During tours, prospective residents consistently reacted to the gym with excitement. In fact, many visitors often cited it as a deciding factor.  

Operators should view fitness as:  
  • A leasing and resale differentiator  
  • A brand statement for the property  
  • A resident satisfaction lever  

Lessons Learned: What They’d Do Differently  

When asked what they’d advise other residential operators, the team highlighted three key lessons:  

1. Survey Residents but Validate with Data  
Surveys reveal preferences. Sensors reveal reality.  

2. Vet Designers and Budget for Finishes  
“The equipment established the credibility and 'wow factor' of our space,” Monica shares, “The finishes escalated the price.”  
Finishes drive perception, but they also drive budget complexity. 

3. Plan Digital Connectivity Early  
Entertainment and AV integration proved more complex than expected.  
“Our biggest complaint wasn’t the equipment,” Monica adds, “it was connectivity and content access.”  

The Strategic Framework: What Residential Operators Should Do  

From this project, a clear framework emerges for MUH fitness planning:  

1. Start with Experience Vision  
Define what luxury means for your residents before selecting equipment.  
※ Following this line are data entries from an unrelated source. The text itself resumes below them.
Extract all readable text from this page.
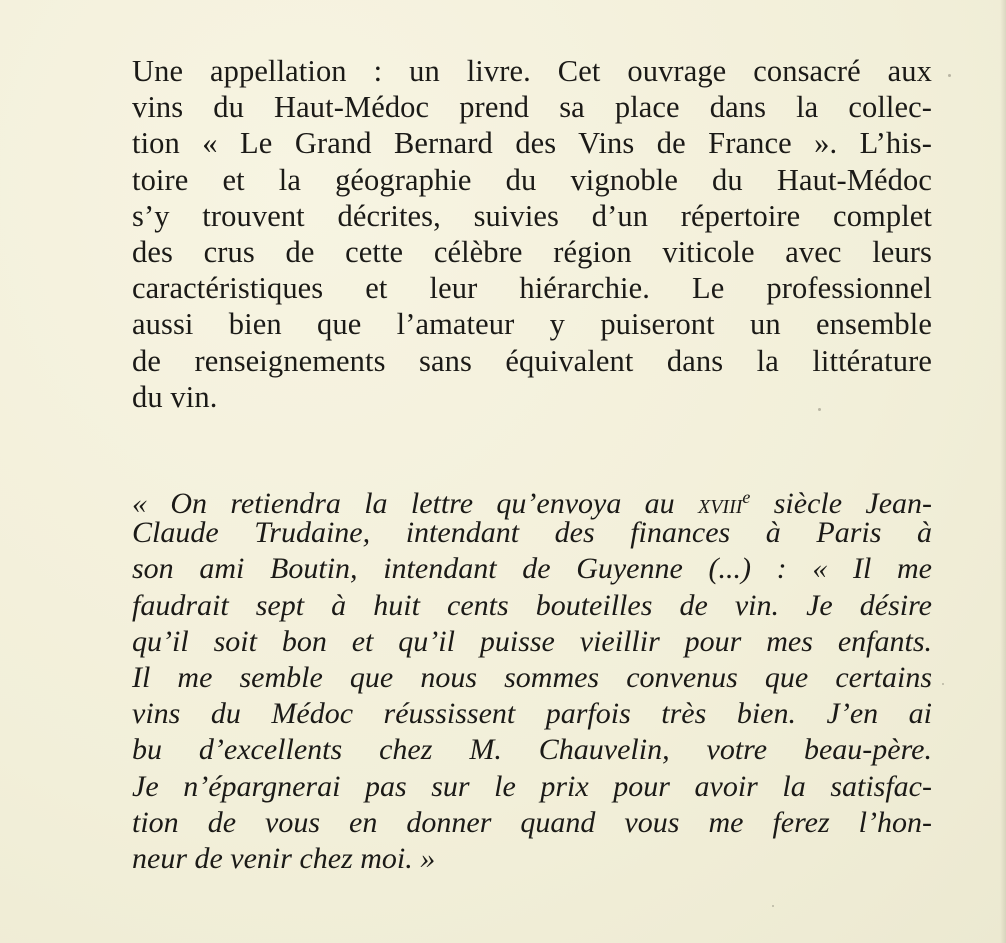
Une appellation : un livre. Cet ouvrage consacré aux
vins du Haut-Médoc prend sa place dans la collec-
tion « Le Grand Bernard des Vins de France ». L’his-
toire et la géographie du vignoble du Haut-Médoc
s’y trouvent décrites, suivies d’un répertoire complet
des crus de cette célèbre région viticole avec leurs
caractéristiques et leur hiérarchie. Le professionnel
aussi bien que l’amateur y puiseront un ensemble
de renseignements sans équivalent dans la littérature
du vin.
« On retiendra la lettre qu’envoya au xviii$^e$ siècle Jean-
Claude Trudaine, intendant des finances à Paris à
son ami Boutin, intendant de Guyenne (...) : « Il me
faudrait sept à huit cents bouteilles de vin. Je désire
qu’il soit bon et qu’il puisse vieillir pour mes enfants.
Il me semble que nous sommes convenus que certains
vins du Médoc réussissent parfois très bien. J’en ai
bu d’excellents chez M. Chauvelin, votre beau-père.
Je n’épargnerai pas sur le prix pour avoir la satisfac-
tion de vous en donner quand vous me ferez l’hon-
neur de venir chez moi. »
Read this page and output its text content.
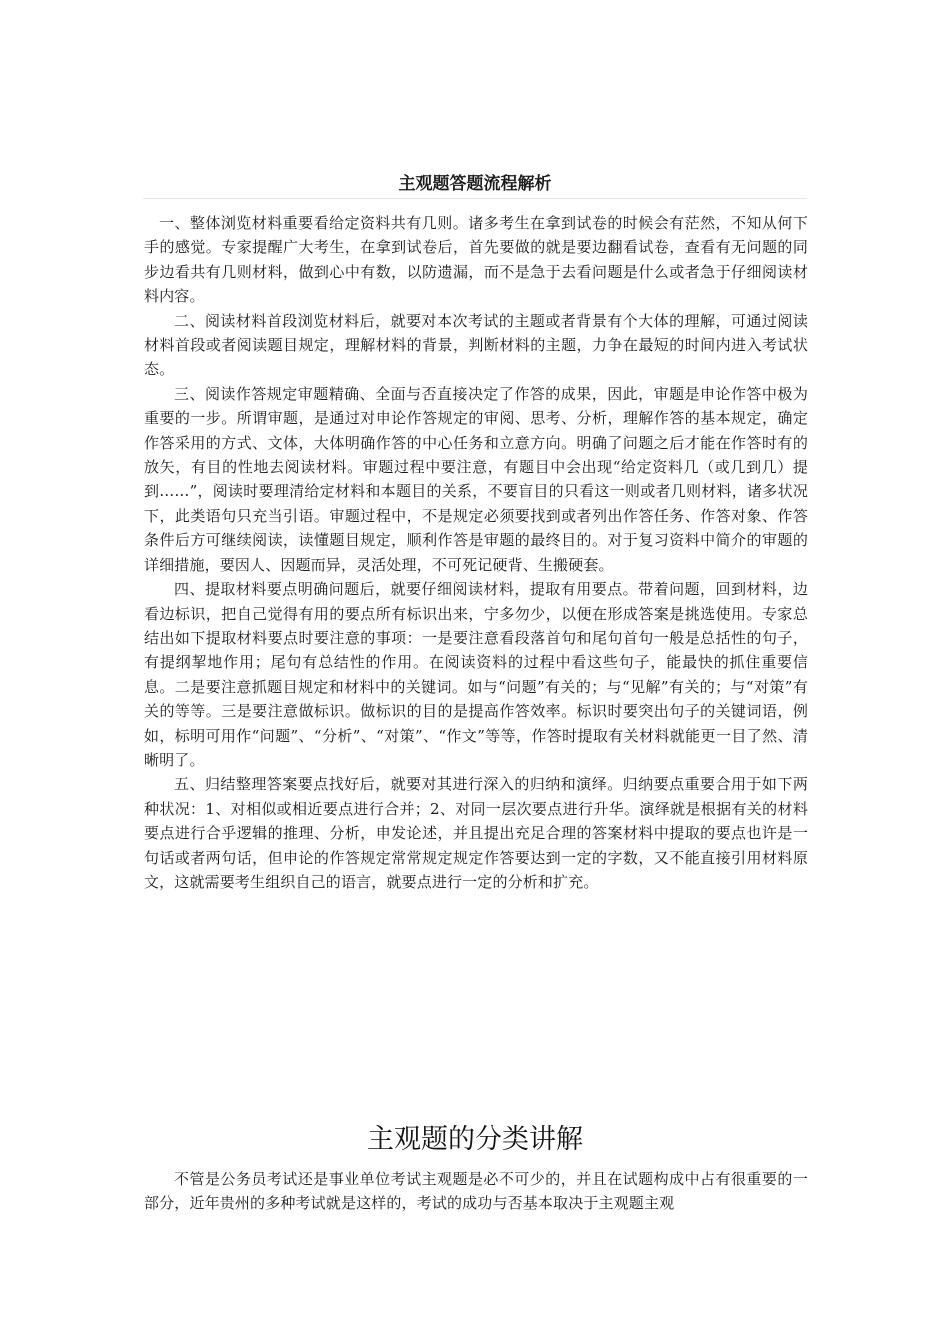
主观题答题流程解析

一、整体浏览材料重要看给定资料共有几则。诸多考生在拿到试卷的时候会有茫然，不知从何下手的感觉。专家提醒广大考生，在拿到试卷后，首先要做的就是要边翻看试卷，查看有无问题的同步边看共有几则材料，做到心中有数，以防遗漏，而不是急于去看问题是什么或者急于仔细阅读材料内容。

二、阅读材料首段浏览材料后，就要对本次考试的主题或者背景有个大体的理解，可通过阅读材料首段或者阅读题目规定，理解材料的背景，判断材料的主题，力争在最短的时间内进入考试状态。

三、阅读作答规定审题精确、全面与否直接决定了作答的成果，因此，审题是申论作答中极为重要的一步。所谓审题，是通过对申论作答规定的审阅、思考、分析，理解作答的基本规定，确定作答采用的方式、文体，大体明确作答的中心任务和立意方向。明确了问题之后才能在作答时有的放矢，有目的性地去阅读材料。审题过程中要注意，有题目中会出现“给定资料几（或几到几）提到……”，阅读时要理清给定材料和本题目的关系，不要盲目的只看这一则或者几则材料，诸多状况下，此类语句只充当引语。审题过程中，不是规定必须要找到或者列出作答任务、作答对象、作答条件后方可继续阅读，读懂题目规定，顺利作答是审题的最终目的。对于复习资料中简介的审题的详细措施，要因人、因题而异，灵活处理，不可死记硬背、生搬硬套。

四、提取材料要点明确问题后，就要仔细阅读材料，提取有用要点。带着问题，回到材料，边看边标识，把自己觉得有用的要点所有标识出来，宁多勿少，以便在形成答案是挑选使用。专家总结出如下提取材料要点时要注意的事项：一是要注意看段落首句和尾句首句一般是总括性的句子，有提纲挈地作用；尾句有总结性的作用。在阅读资料的过程中看这些句子，能最快的抓住重要信息。二是要注意抓题目规定和材料中的关键词。如与“问题”有关的；与“见解”有关的；与“对策”有关的等等。三是要注意做标识。做标识的目的是提高作答效率。标识时要突出句子的关键词语，例如，标明可用作“问题”、“分析”、“对策”、“作文”等等，作答时提取有关材料就能更一目了然、清晰明了。

五、归结整理答案要点找好后，就要对其进行深入的归纳和演绎。归纳要点重要合用于如下两种状况：1、对相似或相近要点进行合并；2、对同一层次要点进行升华。演绎就是根据有关的材料要点进行合乎逻辑的推理、分析，申发论述，并且提出充足合理的答案材料中提取的要点也许是一句话或者两句话，但申论的作答规定常常规定规定作答要达到一定的字数，又不能直接引用材料原文，这就需要考生组织自己的语言，就要点进行一定的分析和扩充。

主观题的分类讲解

不管是公务员考试还是事业单位考试主观题是必不可少的，并且在试题构成中占有很重要的一部分，近年贵州的多种考试就是这样的，考试的成功与否基本取决于主观题主观
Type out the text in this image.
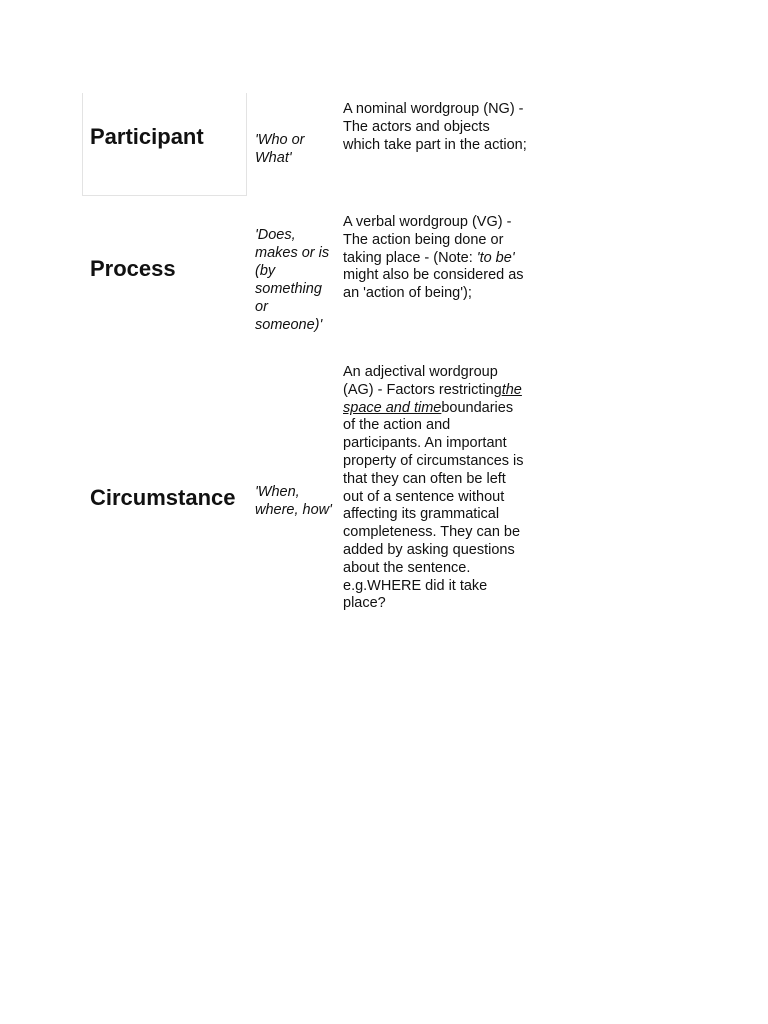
Participant	'Who or What'
A nominal wordgroup (NG) - The actors and objects which take part in the action;
Process
'Does, makes or is (by something or someone)'
A verbal wordgroup (VG) - The action being done or taking place - (Note: 'to be' might also be considered as an 'action of being');
Circumstance 'When, where, how'
An adjectival wordgroup (AG) - Factors restrictingthe space and timeboundaries of the action and participants. An important property of circumstances is that they can often be left out of a sentence without affecting its grammatical completeness. They can be added by asking questions about the sentence. e.g.WHERE did it take place?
2. Design for Flow and Space  
Less clutter = more perceived luxury and accessibility.  

3. Use Data to Drive Decisions  
Combine surveys, usage sensors, and benchmarking.  

4. Build for All Demographics  
Design for beginners and advanced users simultaneously.  

5. Invest in Details  
Lighting, finishes, charging, towels, and layout matter as much as equipment.  

6. Treat Fitness as a Real Estate Asset  
It influences leasing, resale, and brand perception.  

The Future of Residential Fitness: Constant Evolution  

The leadership team views fitness as a continuous evolution, not a one-time project.  

“There’s never comfortability and complacency,” states Callista, “We’re always trying to elevate standards.”  

As trends like strength training, GLP-driven wellness behaviors, and digital integration reshape resident expectations, residential operators must stay proactive.   

Final Thought: Fitness as Front-of-House Strategy  

In multi-unit housing, gyms used to be back-of-house amenities. Today, they’re front-of-house strategy.  

They shape brand perceptions. They drive leasing decisions. They influence resident behavior and satisfaction. And as this Lakeshore Drive case study shows, when fitness is treated with the same rigor as architecture and design, the returns can be transformational.